Members of Lithuania‘s parliament on Tuesday unanimously adopted a resolution declaring that Russia is a state sponsor of terrorism. The Baltic country is the first to officially do so, according to Ukraine’s Center for Strategic Communications and Information Security.
“The Russian Federation, whose military forces deliberately and systematically target civilian targets, is a state that supports and perpetrates terrorism,” the resolution reads, according to Lithuania National Radio and Television.
“The Seimas recognizes the full-scale armed aggression — war — against Ukraine by the armed forces of the Russian Federation and its political and military leadership … as genocide against the Ukrainian people.”
The resolution accuses Russia of war crimes in Bucha, Irpin, Mariupol, Borodyaka, Hostomel and other cities, and highlights the degree to which the Kremlin has become ostracized from the international community for its actions against Ukraine.
The move from Lithuania, a member of NATO and the first European Union member to ban Russian gas imports, marks a further escalation by world leaders to ostracize the Kremlin over its actions in Ukraine.
Lithuanian Foreign Minister Gabrielius Landsbergis on Monday called for Russian President Vladimir Putin’s ouster, stating in an interview with The Associated Press that “countries surrounding it are in danger.”
U.S. lawmakers have called for designating Russia as a state sponsor of terrorism. Sens.

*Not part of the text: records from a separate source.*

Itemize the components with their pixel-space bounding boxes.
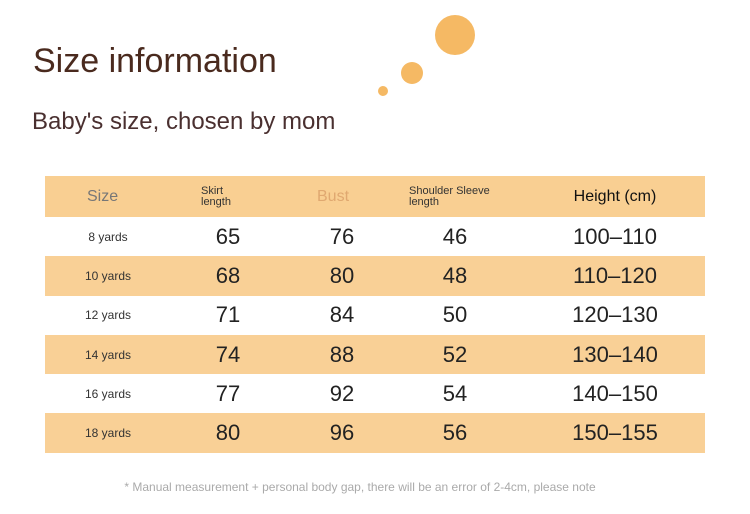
table-row: 12 yards 71 84 50 120–130 [45,296,705,335]
table-cell: 88 [329,341,355,367]
table-row: 16 yards 77 92 54 140–150 [45,374,705,413]
table-cell: 52 [442,341,468,367]
dot [435,15,475,55]
table-cell: 80 [215,420,241,446]
table-cell: 96 [329,420,355,446]
table-cell: 130–140 [572,341,658,367]
table-row: 18 yards 80 96 56 150–155 [45,413,705,453]
table-cell: 8 yards [88,229,128,244]
table-cell: 80 [329,262,355,288]
table-cell: 100–110 [572,223,657,249]
column-header: Size [87,188,119,205]
table-cell: 71 [215,302,241,328]
table-cell: 120–130 [572,302,658,328]
table-cell: 140–150 [572,380,658,406]
table-cell: 74 [215,341,241,367]
table-cell: 150–155 [572,420,658,446]
table-cell: 68 [215,262,241,288]
table-cell: 65 [215,223,241,249]
table-row: 8 yards 65 76 46 100–110 [45,217,705,256]
dot [378,86,388,96]
table-cell: 10 yards [84,268,132,283]
column-header: Bust [317,188,350,205]
table-cell: 77 [215,380,241,406]
table-cell: 48 [442,262,468,288]
column-header: Skirt length [201,184,231,208]
table-cell: 46 [442,223,468,249]
table-cell: 12 yards [84,308,132,323]
table-cell: 110–120 [572,262,657,288]
table-cell: 76 [329,223,355,249]
footnote: * Manual measurement + personal body gap… [124,480,596,494]
table-cell: 54 [442,380,468,406]
header-row: Size Skirt length Bust Shoulder Sleeve leng… [45,176,705,217]
title: Size information [33,42,277,80]
table-cell: 16 yards [84,386,132,401]
subtitle: Baby's size, chosen by mom [32,108,336,135]
dot [401,62,423,84]
column-header: Height (cm) [573,188,657,205]
table-cell: 56 [442,420,468,446]
table-cell: 18 yards [84,426,132,441]
size-table: Size Skirt length Bust Shoulder Sleeve leng… [45,176,705,453]
table-row: 14 yards 74 88 52 130–140 [45,334,705,375]
decoration [378,15,475,96]
table-cell: 50 [442,302,468,328]
table-row: 10 yards 68 80 48 110–120 [45,256,705,296]
table-cell: 14 yards [84,347,132,362]
table-cell: 92 [329,380,355,406]
table-cell: 84 [329,302,355,328]
column-header: Shoulder Sleeve length [409,184,490,208]
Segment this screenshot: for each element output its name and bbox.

Richard Blumenthal, Connecticut Democrat, and Lindsey Graham, South Carolina Republican, introduced a resolution Tuesday that would designate Russia as a state sponsor of terrorism, citing a list of grievances beyond Russia’s invasion of Ukraine, including the Kremlin’s targeting of civilians during the Second Chechen War and Syria’s civil war.
The proposed U.S. resolution also cites Russia’s use of mercenaries from the Wagner Group, which the Treasury Department has labeled “a designated Russian Ministry of Defense proxy force,” to carry out acts of violence against civilians in Ukraine, Syria, Sudan and Libya.
President Biden so far has resisted calls from Ukrainian President Volodymyr Zelenskyy and members of Ukraine’s parliament to lump Russia in with Cuba, North Korea, Iran and Syria — the only four countries that currently carry the state-terrorism designation.
Secretary of State Antony Blinken told lawmakers last month that while he had “no doubt” that “the Russians are terrorizing the Ukrainian people,” he said State Department lawyers were still determining “that we actually meet the statutory requirements of that designation.”
The chairman of Ukraine’s parliament, Ruslan Stefanchuk, praised Lithuania for adopting the resolution Tuesday.
“I urge the whole world to pick up the baton so that the memory of the mass murders of Ukrainians has never been erased by the enemy!” Mr. Stefanchuk said.